My husband, Jim, and I have been on the receiving end of caring kneading from some of our cats over the years. Mercie (rest her soul) used to knead the back of my neck in bed at night which was especially welcome when I had a headache. The methodical push of her soft-padded paws accompanied by her melodic, low purring was better medicine than the ibuprofen I’d taken before going to bed. Just the other night when Jim wasn’t feeling well, Sundae seemed to sense this and kneaded his stomach in all directions with positive effect. We know others who have similar stories about the comfort and care they receive from their furry friends. It’s not difficult to find a story online about a cat in a nursing home who lays on the bed of a resident as they take their final breaths; or a dog that can sniff out cancer. Animals are so well connected to the metaphysical; they just seem to “know” when it’s time to provide comfort or time to let go.

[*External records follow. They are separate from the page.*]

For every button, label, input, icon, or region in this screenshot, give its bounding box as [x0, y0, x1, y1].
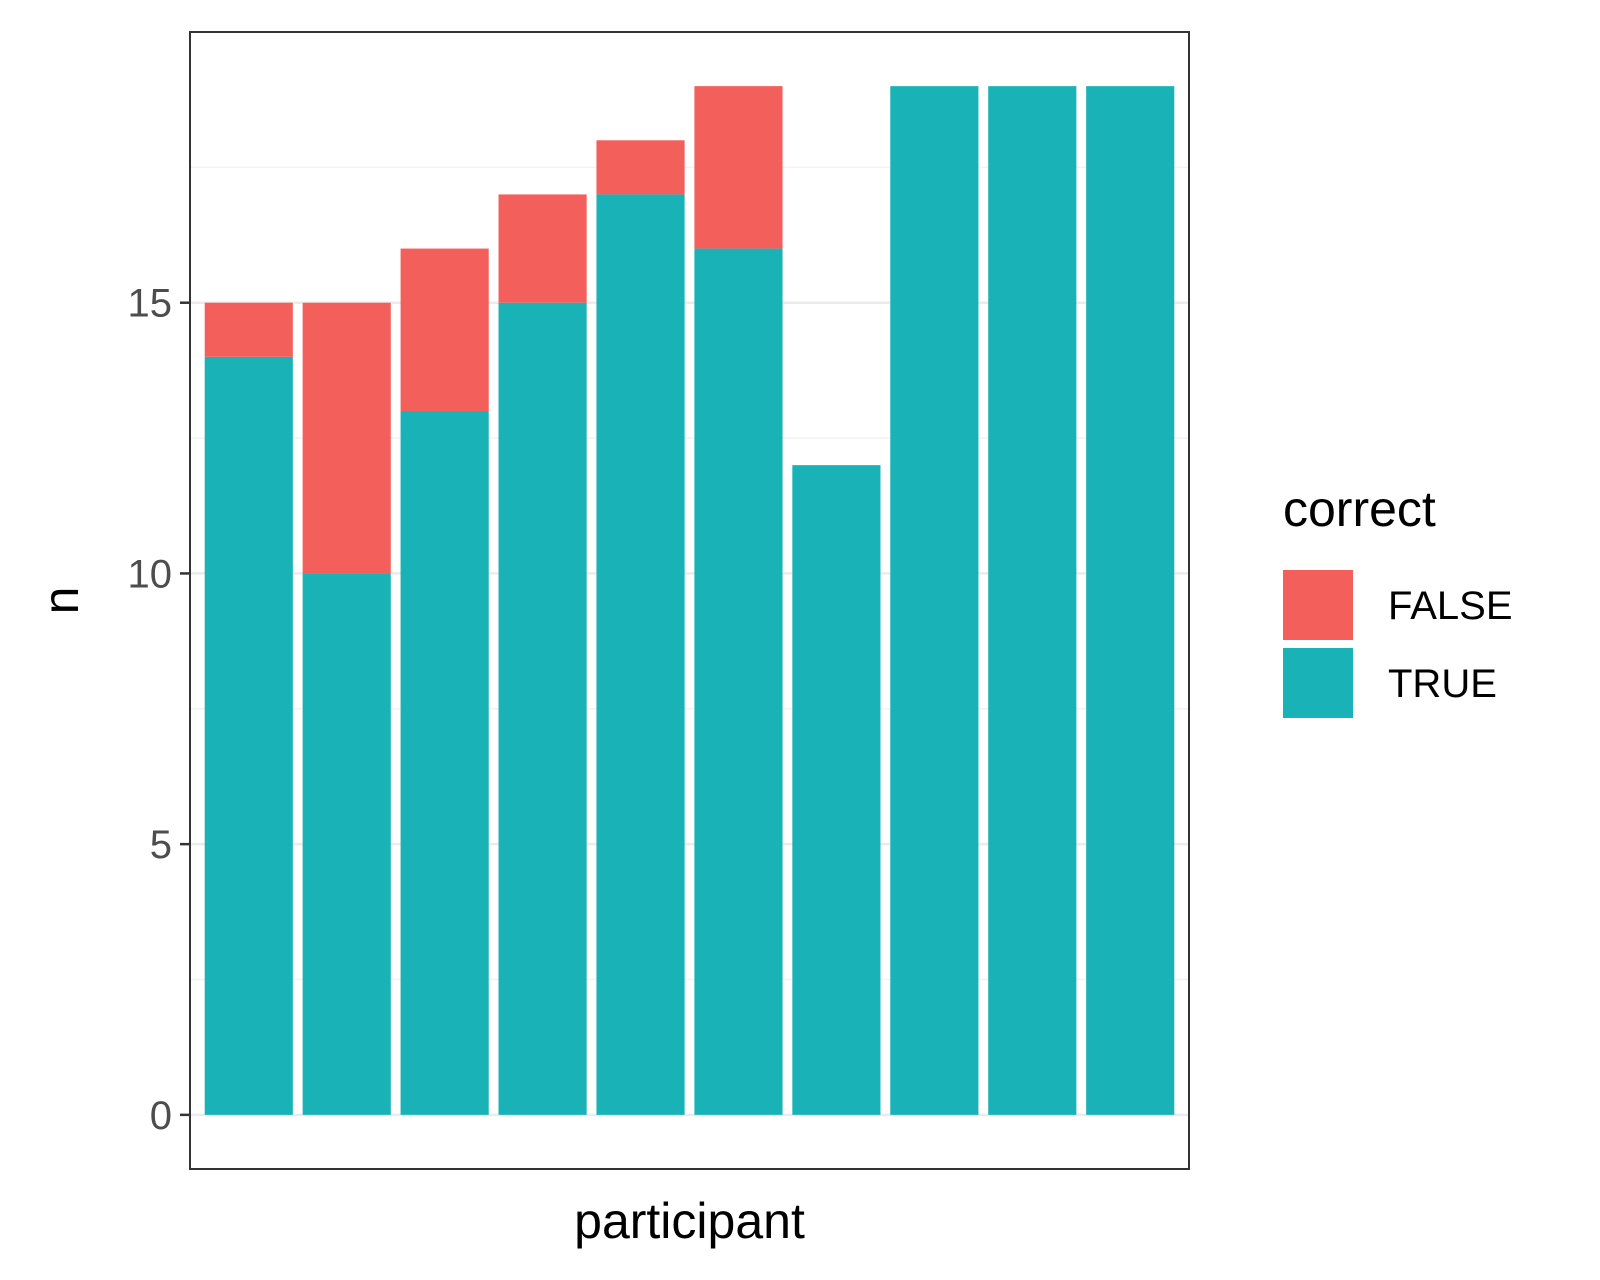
y-tick-label: 0	[150, 1094, 172, 1138]
y-tick-label: 15	[128, 282, 173, 326]
bar-segment-false	[302, 302, 391, 574]
bar-segment-true	[302, 573, 391, 1115]
bar-segment-false	[204, 302, 293, 357]
y-axis-title: n	[33, 587, 89, 615]
bar-segment-true	[204, 356, 293, 1115]
bar-segment-true	[792, 465, 881, 1115]
bar-segment-true	[694, 248, 783, 1115]
bar-segment-false	[694, 86, 783, 249]
bar-segment-false	[400, 248, 489, 411]
bars	[204, 86, 1175, 1115]
bar-segment-true	[988, 86, 1077, 1115]
bar-segment-true	[400, 411, 489, 1115]
legend-label-true: TRUE	[1388, 662, 1497, 706]
bar-segment-false	[498, 194, 587, 303]
bar-segment-true	[1086, 86, 1175, 1115]
legend: correct FALSE TRUE	[1283, 481, 1513, 718]
y-tick-label: 5	[150, 823, 172, 867]
legend-label-false: FALSE	[1388, 584, 1513, 628]
legend-key-false	[1283, 570, 1353, 640]
panel-border	[189, 31, 1190, 1170]
legend-key-true	[1283, 648, 1353, 718]
x-axis-title: participant	[574, 1193, 805, 1249]
bar-segment-true	[596, 194, 685, 1115]
bar-segment-false	[596, 140, 685, 195]
bar-segment-true	[498, 302, 587, 1115]
y-axis: 0 5 10 15	[128, 282, 190, 1138]
y-tick-label: 10	[128, 552, 173, 596]
bar-segment-true	[890, 86, 979, 1115]
legend-title: correct	[1283, 481, 1436, 537]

A few weeks ago, we chose to end the suffering of our oldest cat, Soxie, whose final seizure was so intense and vivid, she seemed possessed. It was horrifying to watch and hear; it will be a very long time before I can close my eyes and not see what she experienced. When she was able, she retreated to an odd location where she’d typically go when she wasn’t feeling well. She knew it was her time and she was “going inward” to prepare herself … and us.
Animals just seem to “know.”
We humans are animals too; some would say more evolved than cats and dogs. Perhaps we’re more evolved in matters of business, literacy, art, and intelligence, but I’m not certain we are more emotional or more compassionate.
Some of us have such difficulty listening to our intuition when someone we love is sick or dying. We tend to pursue all possible healthcare options until there are no more medical interventions to impede the natural progression of disease or age. We focus on the next treatment option, the next surgical procedure, or the next drug; sometimes at the exclusion of the emotional and metaphysical components of the one who suffers. This focus is sometimes so intense that we forget to look at the person right in front of us (or in the mirror) and ask “what do you need at this moment” or “how can I care for you today.”
Some people spend so much energy waiting for the other shoe to drop, we forget that there’s already one foot immersed in the disease and daily symptoms, or contemplating their final hours.
We need to pay more attention to our “animal” intuition. We need to listen to those we love who are living with a chronic illness or a terminal disease. We know our bodies and our minds better than anyone else in our life – family, friends, healthcare professionals, clergy. Be mindful of the one who suffers and seek to understand what they need. We need to recognize when it’s time to stop doing and just be still. Then, provide care and compassion like we just seem to “know.”